The tornado that hit Riegelwood left about 100 people homeless, but all residents were believed to have been accounted for, Columbus County Sheriff Chris Batten said Friday. He said a water search team still planned to check a nearby pond for any additional victims.

Residents, meanwhile, were getting a chance to retrieve whatever valuables they could salvage from devastated homes.

Darryl McNair had been sleeping when the tornado picked up his mobile home and tossed it across the street into his neighbor's yard.

"You could feel the house moving," McNair, 34, said during a break from picking through rubble Friday.

"My whole life was in that house," he said. "Everything that was me was in that house. How could you lose everything in so short a time?

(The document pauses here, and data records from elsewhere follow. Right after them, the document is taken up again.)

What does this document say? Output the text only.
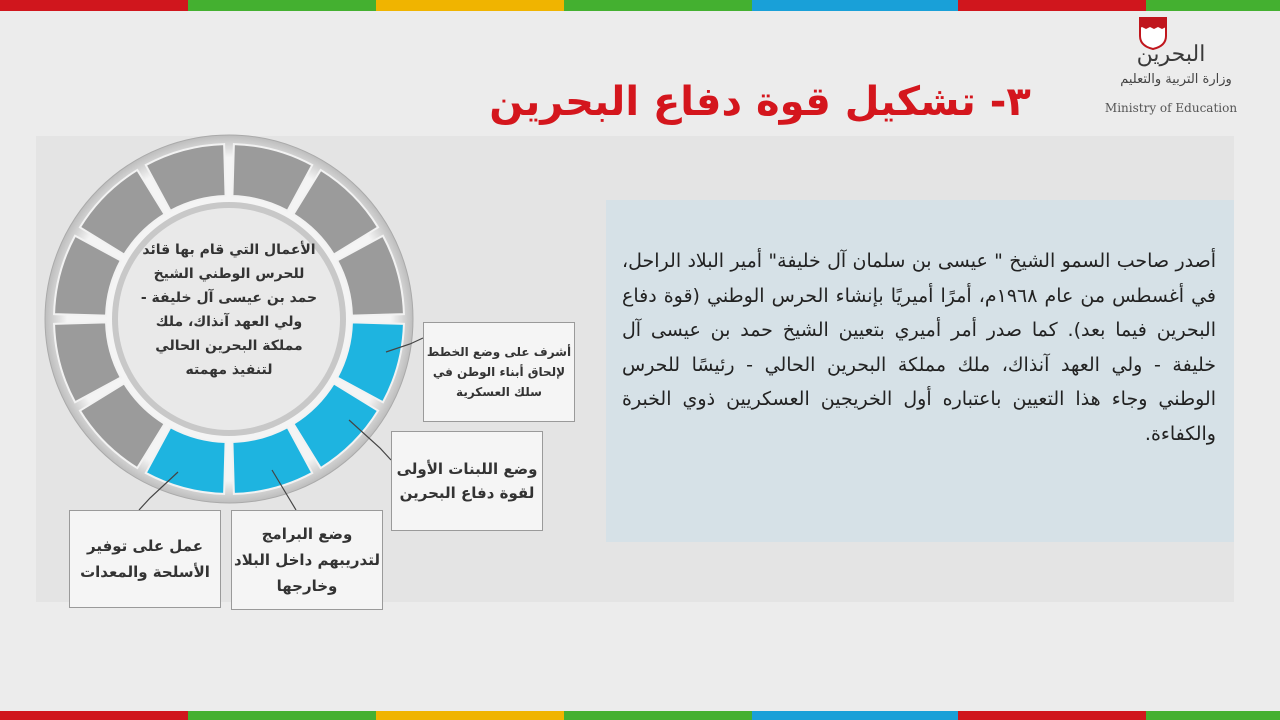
البحرين
وزارة التربية والتعليم
Ministry of Education
٣- تشكيل قوة دفاع البحرين

أصدر صاحب السمو الشيخ " عيسى بن سلمان آل خليفة" أمير البلاد الراحل، في أغسطس من عام ١٩٦٨م، أمرًا أميريًا بإنشاء الحرس الوطني (قوة دفاع البحرين فيما بعد). كما صدر أمر أميري بتعيين الشيخ حمد بن عيسى آل خليفة - ولي العهد آنذاك، ملك مملكة البحرين الحالي - رئيسًا للحرس الوطني وجاء هذا التعيين باعتباره أول الخريجين العسكريين ذوي الخبرة والكفاءة.

الأعمال التي قام بها قائد للحرس الوطني الشيخ حمد بن عيسى آل خليفة - ولي العهد آنذاك، ملك مملكة البحرين الحالي لتنفيذ مهمته
أشرف على وضع الخطط لإلحاق أبناء الوطن في سلك العسكرية
وضع اللبنات الأولى لقوة دفاع البحرين
وضع البرامج لتدريبهم داخل البلاد وخارجها
عمل على توفير الأسلحة والمعدات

I struggled to get that stuff and now it's all out in the road like it was nothing."

As the storms moved northward with heavy rain, officials in Broome County near the Pennsylvania line rescued more than 200 residents from cars caught in flooding and from homes as water approached front doors and poured into basements.

One man clung to a tree as his car was swept away by flood water, county spokeswoman Darcy Fauci said. Sections of Interstate 88 east of Binghamton remained closed by mudslides Friday.

"Lots of roads are washed out, several areas of the city are shut down and impassible," said Lt. John Shea of the Binghamton Police Department. "But, as we speak, things are improving because the rain has stopped."

Dozens of schools in Broome, Chenango and Delaware counties were closed Friday, many because of impassable roads.

Three freight cars derailed in Bowie, Md., and investigators were trying to determine whether the storm caused the wreck, CSX Corp. spokesman Gary Sease said. The empty coal hoppers jumped off tracks shared with Amtrak trains, bringing down some power lines. No one was injured.

Amtrak service was delayed between Baltimore and Washington on Friday, while a commuter line serving the cities was suspended for the day.

Most of the dead in Riegelwood were found within 200 yards of where the tornado touched down, Batten said.

"We assume they were literally consumed by the tornado," he said.

The community on the Cape Fear River, about 20 miles west of Wilmington, has no tornado sirens.

"There was no warning. There was no time," said Cissy Kennedy, a radiologist's assistant who lives in the area. "It just came out from nowhere."

Three tornadoes also touched down in the western part of the state — destroying about a dozen homes and downing trees in Lincoln, Iredell and Gaston Counties, the National Weather Service said Friday. Officials said five people were injured.

In Louisiana, a man died Wednesday when a tornado struck his home. In South Carolina, a utility worker checking power lines Thursday during the storm was electrocuted. Two people died in car crashes in North Carolina as heavy rain pounded the state.